For the past 17 years, Indian publishing house Tara Books has been giving voice to marginalized art and literature through a commune of artists, writers, and designers collaborating on remarkable handmade books. This die-cut masterpiece two years in the making is based on a 17th-century British “trick” poem and illustrated in the signature Indian folk art style of the Gond tribe by Indian artist Ramsingh Urveti.
Each line of the “trick verse” builds upon the previous one, flowing into a kind of rhythmic redundancy embodied in the physical structure of the book as each repeating line is printed only once, but appears on two pages by peeking through exquisitely die-cut holes that play on the stark black-and-white illustrations. Thus, if read page by page the way one would read a traditional book, the poem sounds spellbindingly surreal—but if read through the die-cuts, a beautiful and crisp story comes together.
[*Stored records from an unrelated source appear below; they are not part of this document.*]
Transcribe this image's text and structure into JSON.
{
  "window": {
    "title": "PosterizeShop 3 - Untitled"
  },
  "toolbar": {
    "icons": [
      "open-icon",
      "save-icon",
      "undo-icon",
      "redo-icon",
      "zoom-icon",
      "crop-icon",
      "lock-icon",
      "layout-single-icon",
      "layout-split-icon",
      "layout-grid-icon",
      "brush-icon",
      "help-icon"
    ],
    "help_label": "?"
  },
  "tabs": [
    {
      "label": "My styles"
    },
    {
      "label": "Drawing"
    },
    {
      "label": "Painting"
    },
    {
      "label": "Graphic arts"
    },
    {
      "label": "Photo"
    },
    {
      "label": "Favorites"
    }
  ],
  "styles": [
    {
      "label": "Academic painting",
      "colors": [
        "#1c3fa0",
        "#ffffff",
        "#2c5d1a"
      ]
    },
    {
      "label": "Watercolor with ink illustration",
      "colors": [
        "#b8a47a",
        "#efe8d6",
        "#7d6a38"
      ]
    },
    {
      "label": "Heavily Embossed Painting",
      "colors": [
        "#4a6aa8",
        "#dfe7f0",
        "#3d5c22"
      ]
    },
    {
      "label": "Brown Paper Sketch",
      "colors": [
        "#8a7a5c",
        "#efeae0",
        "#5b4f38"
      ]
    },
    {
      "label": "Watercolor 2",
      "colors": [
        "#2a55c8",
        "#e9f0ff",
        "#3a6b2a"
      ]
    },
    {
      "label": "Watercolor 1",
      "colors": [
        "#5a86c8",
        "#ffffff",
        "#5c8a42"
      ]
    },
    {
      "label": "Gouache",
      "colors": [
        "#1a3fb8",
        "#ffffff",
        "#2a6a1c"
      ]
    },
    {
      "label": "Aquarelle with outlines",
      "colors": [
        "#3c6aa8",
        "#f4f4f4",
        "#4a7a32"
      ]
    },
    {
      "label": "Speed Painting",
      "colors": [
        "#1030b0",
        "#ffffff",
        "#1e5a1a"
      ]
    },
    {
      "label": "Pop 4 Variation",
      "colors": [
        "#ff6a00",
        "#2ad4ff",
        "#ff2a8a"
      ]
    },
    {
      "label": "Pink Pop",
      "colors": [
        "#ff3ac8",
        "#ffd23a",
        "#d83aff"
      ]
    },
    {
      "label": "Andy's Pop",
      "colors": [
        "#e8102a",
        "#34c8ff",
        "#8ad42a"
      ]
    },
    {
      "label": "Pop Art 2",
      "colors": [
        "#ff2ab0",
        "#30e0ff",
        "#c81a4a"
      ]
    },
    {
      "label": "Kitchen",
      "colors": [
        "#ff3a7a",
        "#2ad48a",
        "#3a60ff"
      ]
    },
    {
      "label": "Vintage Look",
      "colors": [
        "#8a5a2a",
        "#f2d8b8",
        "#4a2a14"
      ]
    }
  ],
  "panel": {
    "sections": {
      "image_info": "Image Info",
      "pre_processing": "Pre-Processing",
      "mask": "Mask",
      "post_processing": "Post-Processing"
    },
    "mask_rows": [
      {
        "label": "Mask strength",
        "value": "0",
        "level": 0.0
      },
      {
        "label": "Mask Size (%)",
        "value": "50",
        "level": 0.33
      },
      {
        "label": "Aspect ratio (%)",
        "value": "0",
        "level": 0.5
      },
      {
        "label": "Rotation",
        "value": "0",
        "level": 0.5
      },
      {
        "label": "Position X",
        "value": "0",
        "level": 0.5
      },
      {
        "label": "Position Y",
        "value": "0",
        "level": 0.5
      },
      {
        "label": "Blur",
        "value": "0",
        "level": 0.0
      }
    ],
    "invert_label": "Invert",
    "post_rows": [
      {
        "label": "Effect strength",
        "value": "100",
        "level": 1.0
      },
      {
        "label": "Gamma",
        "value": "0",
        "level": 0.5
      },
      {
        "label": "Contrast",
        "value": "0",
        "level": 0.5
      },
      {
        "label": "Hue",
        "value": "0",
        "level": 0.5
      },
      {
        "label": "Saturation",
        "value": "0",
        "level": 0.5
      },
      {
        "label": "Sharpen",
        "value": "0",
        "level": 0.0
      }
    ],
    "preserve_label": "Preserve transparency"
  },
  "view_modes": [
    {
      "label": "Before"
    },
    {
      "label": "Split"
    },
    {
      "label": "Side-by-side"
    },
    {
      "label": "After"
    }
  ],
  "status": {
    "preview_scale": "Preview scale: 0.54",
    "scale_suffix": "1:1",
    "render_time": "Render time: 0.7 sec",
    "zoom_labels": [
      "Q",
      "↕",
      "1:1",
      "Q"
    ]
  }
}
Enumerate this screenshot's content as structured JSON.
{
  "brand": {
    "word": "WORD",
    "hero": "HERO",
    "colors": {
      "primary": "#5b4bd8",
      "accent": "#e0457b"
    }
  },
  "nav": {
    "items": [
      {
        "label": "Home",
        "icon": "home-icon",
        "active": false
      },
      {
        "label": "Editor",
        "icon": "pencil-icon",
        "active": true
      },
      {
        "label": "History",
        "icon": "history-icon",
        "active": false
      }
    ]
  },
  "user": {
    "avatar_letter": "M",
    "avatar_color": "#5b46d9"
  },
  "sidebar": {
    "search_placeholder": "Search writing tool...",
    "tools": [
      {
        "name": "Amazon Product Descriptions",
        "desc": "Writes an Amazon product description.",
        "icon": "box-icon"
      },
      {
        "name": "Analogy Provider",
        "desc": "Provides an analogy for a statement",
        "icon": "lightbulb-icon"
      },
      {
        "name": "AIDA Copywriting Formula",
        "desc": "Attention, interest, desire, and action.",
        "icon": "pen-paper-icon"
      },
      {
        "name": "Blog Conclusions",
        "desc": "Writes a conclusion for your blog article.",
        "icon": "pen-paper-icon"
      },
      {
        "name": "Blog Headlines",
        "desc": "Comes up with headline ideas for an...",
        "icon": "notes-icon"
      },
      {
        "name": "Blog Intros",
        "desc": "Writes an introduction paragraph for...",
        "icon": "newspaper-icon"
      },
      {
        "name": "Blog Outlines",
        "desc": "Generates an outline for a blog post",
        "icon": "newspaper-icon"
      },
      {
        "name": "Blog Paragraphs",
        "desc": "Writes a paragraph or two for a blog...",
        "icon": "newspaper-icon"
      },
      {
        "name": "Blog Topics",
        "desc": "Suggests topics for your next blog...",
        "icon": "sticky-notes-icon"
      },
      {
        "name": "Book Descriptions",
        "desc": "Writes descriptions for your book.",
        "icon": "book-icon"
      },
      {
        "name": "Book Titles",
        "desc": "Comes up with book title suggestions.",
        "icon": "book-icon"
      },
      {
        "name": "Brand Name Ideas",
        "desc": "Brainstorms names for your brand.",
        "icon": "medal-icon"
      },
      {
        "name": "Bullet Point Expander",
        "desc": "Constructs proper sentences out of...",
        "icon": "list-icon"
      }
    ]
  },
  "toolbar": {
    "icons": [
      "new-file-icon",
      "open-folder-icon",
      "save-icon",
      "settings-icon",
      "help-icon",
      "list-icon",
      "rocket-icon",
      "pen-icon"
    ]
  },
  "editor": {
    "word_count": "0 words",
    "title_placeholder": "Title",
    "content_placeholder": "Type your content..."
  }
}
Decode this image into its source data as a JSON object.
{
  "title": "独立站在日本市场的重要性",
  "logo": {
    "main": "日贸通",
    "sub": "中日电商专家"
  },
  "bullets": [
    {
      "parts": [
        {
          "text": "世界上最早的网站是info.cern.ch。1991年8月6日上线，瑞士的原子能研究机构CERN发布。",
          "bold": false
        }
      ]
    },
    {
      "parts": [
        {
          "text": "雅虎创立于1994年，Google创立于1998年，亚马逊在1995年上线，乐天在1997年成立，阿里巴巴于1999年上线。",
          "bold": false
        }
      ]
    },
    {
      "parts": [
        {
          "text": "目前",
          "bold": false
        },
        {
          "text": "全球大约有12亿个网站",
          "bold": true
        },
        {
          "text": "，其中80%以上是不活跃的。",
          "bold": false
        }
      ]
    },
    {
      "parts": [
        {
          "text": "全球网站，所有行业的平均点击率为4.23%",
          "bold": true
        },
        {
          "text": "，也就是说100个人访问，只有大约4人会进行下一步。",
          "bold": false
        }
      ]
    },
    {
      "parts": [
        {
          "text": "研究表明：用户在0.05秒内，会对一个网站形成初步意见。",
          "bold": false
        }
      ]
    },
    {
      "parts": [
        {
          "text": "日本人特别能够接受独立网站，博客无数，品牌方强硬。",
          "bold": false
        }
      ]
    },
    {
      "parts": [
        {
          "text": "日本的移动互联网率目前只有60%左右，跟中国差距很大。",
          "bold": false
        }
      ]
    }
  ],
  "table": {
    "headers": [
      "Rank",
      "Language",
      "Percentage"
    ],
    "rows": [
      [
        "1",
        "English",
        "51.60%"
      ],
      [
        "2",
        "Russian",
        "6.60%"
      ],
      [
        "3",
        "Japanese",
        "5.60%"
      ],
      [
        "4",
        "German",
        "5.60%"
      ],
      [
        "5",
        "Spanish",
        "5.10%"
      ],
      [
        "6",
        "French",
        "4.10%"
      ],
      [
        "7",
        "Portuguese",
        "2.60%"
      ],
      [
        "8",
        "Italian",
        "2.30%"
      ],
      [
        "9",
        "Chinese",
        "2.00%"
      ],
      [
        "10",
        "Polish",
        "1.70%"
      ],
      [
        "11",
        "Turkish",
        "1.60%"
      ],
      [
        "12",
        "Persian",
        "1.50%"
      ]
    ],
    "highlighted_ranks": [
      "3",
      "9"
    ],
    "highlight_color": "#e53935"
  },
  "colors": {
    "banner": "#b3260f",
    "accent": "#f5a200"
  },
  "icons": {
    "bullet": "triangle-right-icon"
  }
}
Achieving this required a remarkable level of ingenuity in order to make the conceptual structure of the poem fit the physicality of the book as a storytelling artifact—a true feat by Japanese-Brazilian RISD designer Jonathan Yamakami.
Information design books abound, but count on Taschen to take a common publishing trope and elevate it both in concept and in execution. Weighing in at 8 pounds, this lavish, ultra-large-format, 480-page tome by art historian Sandra Rendgen explores the four key aspects of visualizing data—Location, Time, Category, and Hierarchy—through exemplary work from more than 200 projects, alongside essays by information architect and TED founder Richard Saul Wurman, Guardian Datablog editor Simon Rogers, Density Design’s Paolo Ciuccarelli, and Rendgen herself.
It takes a special kind of creative alchemy to transmute image into icon and catalyze a cultural cult driven by a commanding brand identity. Logo Life: Life Histories of 100 Famous Logos from Dutch publisher BIS and creative director Ron van der Vlugt offers exactly what it says on the tin, covering brands as diverse yet uniformly enduring as Apple, LEGO, Adidas, Google, Xerox, and VISA. Each short chapter traces the visual evolution the respective brand logo, zooms in on noteworthy milestones in the company’s trajectory, and highlights first-hand accounts and curious anecdotes by the logo designers.
Steven Heller and Véronique Vienne bring us this thoughtfully curated inventory of abstract concepts that shaped the course of graphic design, each illustrated with exemplary images and historical context. Unlike in other design books, the ideas in this succinct tome aren't organized by chronology. From concepts like manifestos (#25), pictograms (#45), propaganda (#22), found typography (#38), and the Dieter-Rams-coined philosophy that “less is more” (#73) to iconic creators like Saul Bass, Alex Steinweiss, Paula Scher, and Stefan Sagmeister, the sum of these carefully constructed parts amounts to an astute lens not only on what design is and does, but also on what it should be and do.
The book comes from UK-based publisher Laurence King, who brought us last year's epic Saul Bass monograph.
Every once in a while, along comes a book-as-artifact that becomes an instant, inextricable necessity in the life of any graphic design aficionado. This season, it’s The Phaidon Archive of Graphic Design—an impressive, exhaustive, rigorously researched, and beautifully produced compendium of 500 seminal designs spanning newspapers, magazines, posters, advertisements, typefaces, logos, corporate design, record covers, and moving graphics, examined through 3,000 color and 300 black-and-white illustrations in their proper historical and sociocultural context. Though the concept is hardly novel, wedged somewhere between 100 Ideas That Changed Graphic Design and Bibliographic, the book-in-a-box execution holds a rare kind of mesmerism, its dividers inviting you to organize and explore the wealth of design legacy by designer, subject, chronology, or alphabetical order.